I still recall the first time, more than thirty years ago when we were working on the Hilton Hotel and spent a weekend in Tel Aviv and prayed in the Aleppo Synagogue which was near the hotel. On one of the walls was a memorial to fallen soldiers. Although I didn’t know a single one of those who had fought for the Jewish people and gave his life for the cause, I knew every one of their names. 

The names on the wall were the exact same names as those of my dearest friend and relatives. There were Gindis and Tawils and Kassins and Suttons and Cohens and Dwecks. And I stood there, not much older than most of those boys on that wall when they gave their lives. And whether I knew them or not, those boys are and will always be my cousins, my friends and my brothers. Hashem may have sent us on different paths, but there is no question that we are the same. And as a cousin, a friend and a brother, I mourn their deaths as I do each of the soldiers who gave their life for me and for us.

I spoke with my son Moses this morning as he was returning from a service on Har Herzl. Mount Herzl has been the site of the main Israeli Defense Forces cemetery since 1949, with graves and memorials dedicated to soldiers who have fallen in the line of duty since Israel’s 1948 War of Independence. He told me of the many people there today and he stopped to sit and speak with an older woman as she sat by her son’s grave. She told him all about her son and he was sure that in listening to her, she was in some ways comforted from some of the deep pain she must feel every day of her life. 

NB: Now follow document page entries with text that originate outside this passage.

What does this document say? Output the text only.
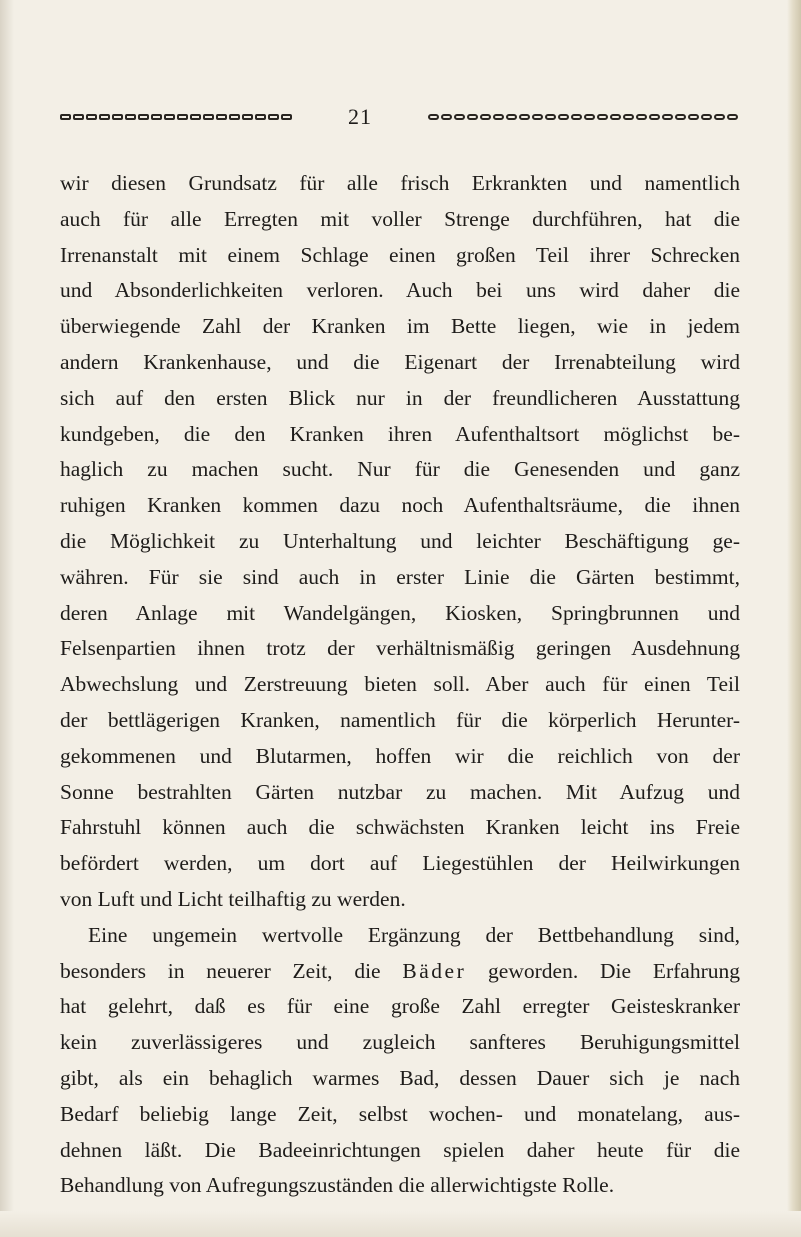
21

wir diesen Grundsatz für alle frisch Erkrankten und namentlich
auch für alle Erregten mit voller Strenge durchführen, hat die
Irrenanstalt mit einem Schlage einen großen Teil ihrer Schrecken
und Absonderlichkeiten verloren. Auch bei uns wird daher die
überwiegende Zahl der Kranken im Bette liegen, wie in jedem
andern Krankenhause, und die Eigenart der Irrenabteilung wird
sich auf den ersten Blick nur in der freundlicheren Ausstattung
kundgeben, die den Kranken ihren Aufenthaltsort möglichst be-
haglich zu machen sucht. Nur für die Genesenden und ganz
ruhigen Kranken kommen dazu noch Aufenthaltsräume, die ihnen
die Möglichkeit zu Unterhaltung und leichter Beschäftigung ge-
währen. Für sie sind auch in erster Linie die Gärten bestimmt,
deren Anlage mit Wandelgängen, Kiosken, Springbrunnen und
Felsenpartien ihnen trotz der verhältnismäßig geringen Ausdehnung
Abwechslung und Zerstreuung bieten soll. Aber auch für einen Teil
der bettlägerigen Kranken, namentlich für die körperlich Herunter-
gekommenen und Blutarmen, hoffen wir die reichlich von der
Sonne bestrahlten Gärten nutzbar zu machen. Mit Aufzug und
Fahrstuhl können auch die schwächsten Kranken leicht ins Freie
befördert werden, um dort auf Liegestühlen der Heilwirkungen
von Luft und Licht teilhaftig zu werden.

Eine ungemein wertvolle Ergänzung der Bettbehandlung sind,
besonders in neuerer Zeit, die Bäder geworden. Die Erfahrung
hat gelehrt, daß es für eine große Zahl erregter Geisteskranker
kein zuverlässigeres und zugleich sanfteres Beruhigungsmittel
gibt, als ein behaglich warmes Bad, dessen Dauer sich je nach
Bedarf beliebig lange Zeit, selbst wochen- und monatelang, aus-
dehnen läßt. Die Badeeinrichtungen spielen daher heute für die
Behandlung von Aufregungszuständen die allerwichtigste Rolle.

When we would ask Rabbi Abittan z’tl, about traveling the world to visit the graves of the righteous, he would quote the RIshon LeSiyon. Rav Ovadia Yosef z’sl who would ask why travel the world, quoting the Gadol HaDor, Rav Shlomo Zalman Auerbach who would stand across from the national cemetery on Mt. Herzl and say: "These are the graves of the righteous who died sanctifying Hashem's Name.”.

Although by the time you read this, Memorial Day will be over and we will have celebrated Yom HaAtzmaut, when we read of the two goats on Shabbat, the two twin goats separated by lottery, we should not only be reminded to make sacrificial choices as Rav Hirsch suggests, we should be reminded of the sacrifices our brothers have made and continue to make for us. 

This period as Rav Ovadia writes,  should not only serve as a day to mourn our fallen soldiers whose death is as painful to us as the destruction of the Bet Hamikdash, but it should also serve as a time of self-introspection (Isnt this what the Omer is about?). We must strive to uphold the traditions of our ancestors by returning to the Torah as the verse states, “Return to Me and I shall return to you.” So many of our fallen brethren have made the ultimate sacrifice in order to ensure the continuation of our nation, a nation dedicated to Torah and Misvot.  Where is our sacrifice? 

If we had iPhones in those days, I would have certainly taken an image of the wall in the Synagogue in Tel Aviv and placed it by my desk as a reminder. If perhaps one of you has an image, please send it to me. May Hashem avenge their blood and may their souls stand, each as a melitz yashar; an advocate for us, their brothers and sisters, cousins and friends, in the Heavenly courts.  May Hashem end our pain and bring Mashiach Bimhera NeYameynu, Amen!